Diplomaten arbeiten an Sicherung der Waffenruhe in Gaza
Blinken werde auf Bidens Bitte hin nach Jerusalem, Ramallah, Kairo und Amman reisen, hieß es in Washington. Bis Donnerstag werde er unter anderem mit Israels Ministerpräsident Benjamin Netanyahu, Palästinenserpräsident Mahmud Abbas, dem ägyptischen Präsidenten Abdel Fattah al-Sisi und dem jordanischen König Abdullah II. zusammenkommen. Ein hochrangiger Vertreter des US-Außenministeriums sagte am Montag, der Fokus bei Blinkens Reise liege darauf, dass die Waffenruhe halte.
"Wir wollen keine Rückkehr zum Blutvergießen sehen", betonte er. "Wir sind unglaublich erleichtert, dass die Gewalt beendet ist." Wichtig sei nun außerdem, dass die Menschen im Gazastreifen die benötigte Unterstützung erhielten. Für Schritte auf dem Weg zu einem echten Friedensprozess sei es noch zu früh. Die USA stünden aber weiter hinter einer Zweistaatenlösung, zu der sich auch die Europäische Union (EU) bekennt.
Der ägyptische Außenminister Samih Shukri traf am Montag in Ramallah mit Palästinenserpräsident Mahmud Abbas zusammen. Die beiden Politiker erörterten Wege, den seit 2014 auf Eis liegenden Friedensprozess zwischen Israelis und Palästinensern wiederzubeleben, gab das ägyptische Außenministerium in Kairo bekannt. Das Land am Nil hatte die Waffenruhe zwischen Israel und der im Gazastreifen herrschenden Hamas vermittelt.

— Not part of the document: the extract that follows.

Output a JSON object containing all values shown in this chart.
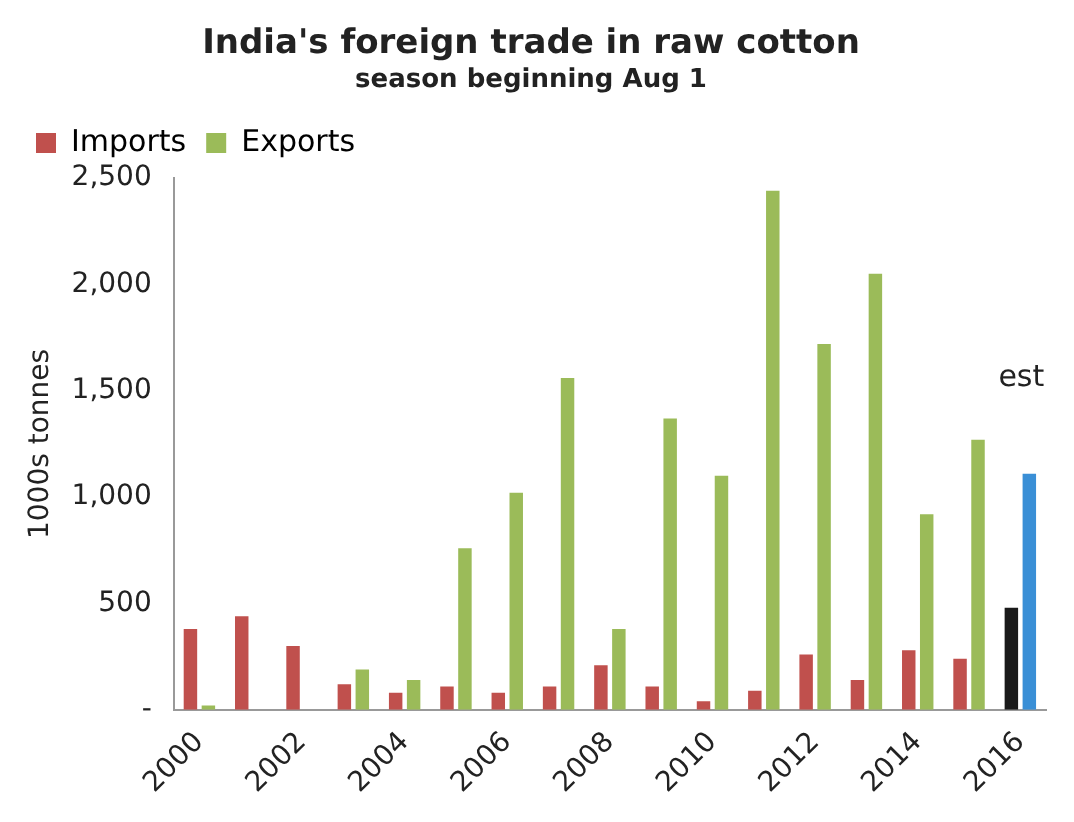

Diese war nach einem elftägigen Schlagabtausch am frühen Freitagmorgen in Kraft getreten. Seither hielt sie. Eskaliert war der Konflikt unter anderem nach Zusammenstößen zwischen Palästinensern und israelischen Sicherheitskräften am Tempelberg (Al-Haram al-Sharif) in Jerusalem und im arabischen Osten der Stadt.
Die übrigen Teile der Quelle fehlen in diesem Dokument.